With an increase of the proportion of the elderly in population, senile dementia is becoming a major problem of society. The great majority of senile dementia are composed of cerebrovascular dementia, Alzheimer-type dementia and the mixture thereof. Cerebrovascular dementia appears as secondary disease after cerebrovascular disease. As one of the causes of the disease is regarded the occurrence of neuronal damage in the brain resulting from ischemic condition at an attack. Accordingly, it is expected that agents having protective effects on neuronal damage in the brain after a transient ischemia, that is, neuroprotective activity, are useful for the prevention and treatment of senile dementia.

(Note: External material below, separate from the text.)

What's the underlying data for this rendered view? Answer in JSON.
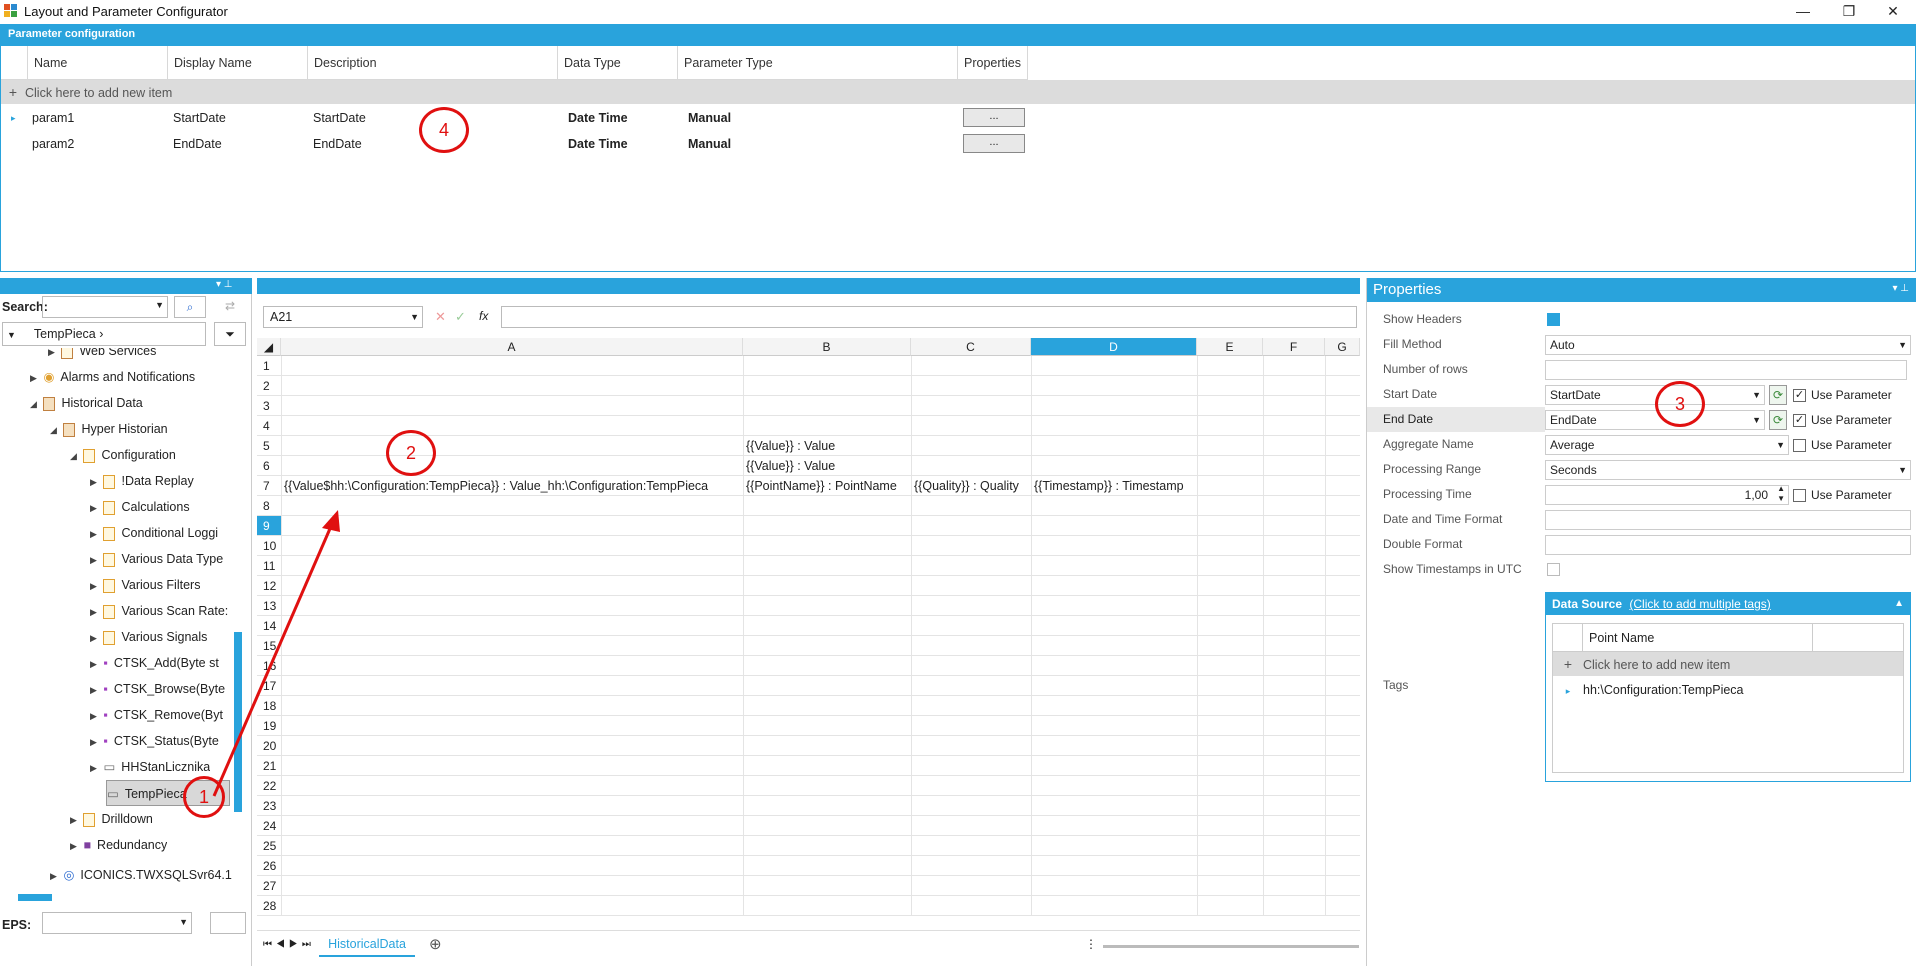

3-Sulfamoylmethyl-1,2-benzisoxazole and its alkali metal salts are known to be useful as an anticonvulsant agent [Arzneim.-Forsch./Drug Res., 30 (I), 477-483 (1980) and U.S. Pat. No. 4,172,896]. On the other hand, it is reported that phenytoin and carbamazepine, typical anticonvulsants, are effective against cerebral hypoxia [Arch. int. Pharmacodyn., 286, 282-298 (1987)].
At present, hypnonarcotic agents such as phenobarbital and thiobarbital are used in the treatment of ischemic brain damage. Their neuroprotective activity is attributed to a decrease of energy demand of neurons themselves, which results from the depression of the activity of central nervous system by them. In other words, hypnonarcotic agents exhibit neuroprotective activity by suppressing the function of neurons below physiological levels. Accordingly, for attaining the desired effect, it is necessary to administer a hypnonarcotic agent at a dose sufficient to exhibit depressant effects on the whole central nervous system. As a result, the brain stem system regulating respiration or blood pressure is depressed so that an adverse effect on respiratory or circulatory organ accompanies the protective effect of hypnonarcotic agents as a side effect.
The present inventors have found that 3-sulfamoylmethyl-1,2-benzisoxazole and its alkali metal salts have potent protective effects on cerebral hypoxia without being accompanied by such side effects as hypnonarcotic agents, and that they have an extremely potent protective effect on neuronal damage in the hippocampus which is an important region in terms of controlling emotion, memory, and the like, in contrast to the relatively weak effect of phenytoin and carbamazepine.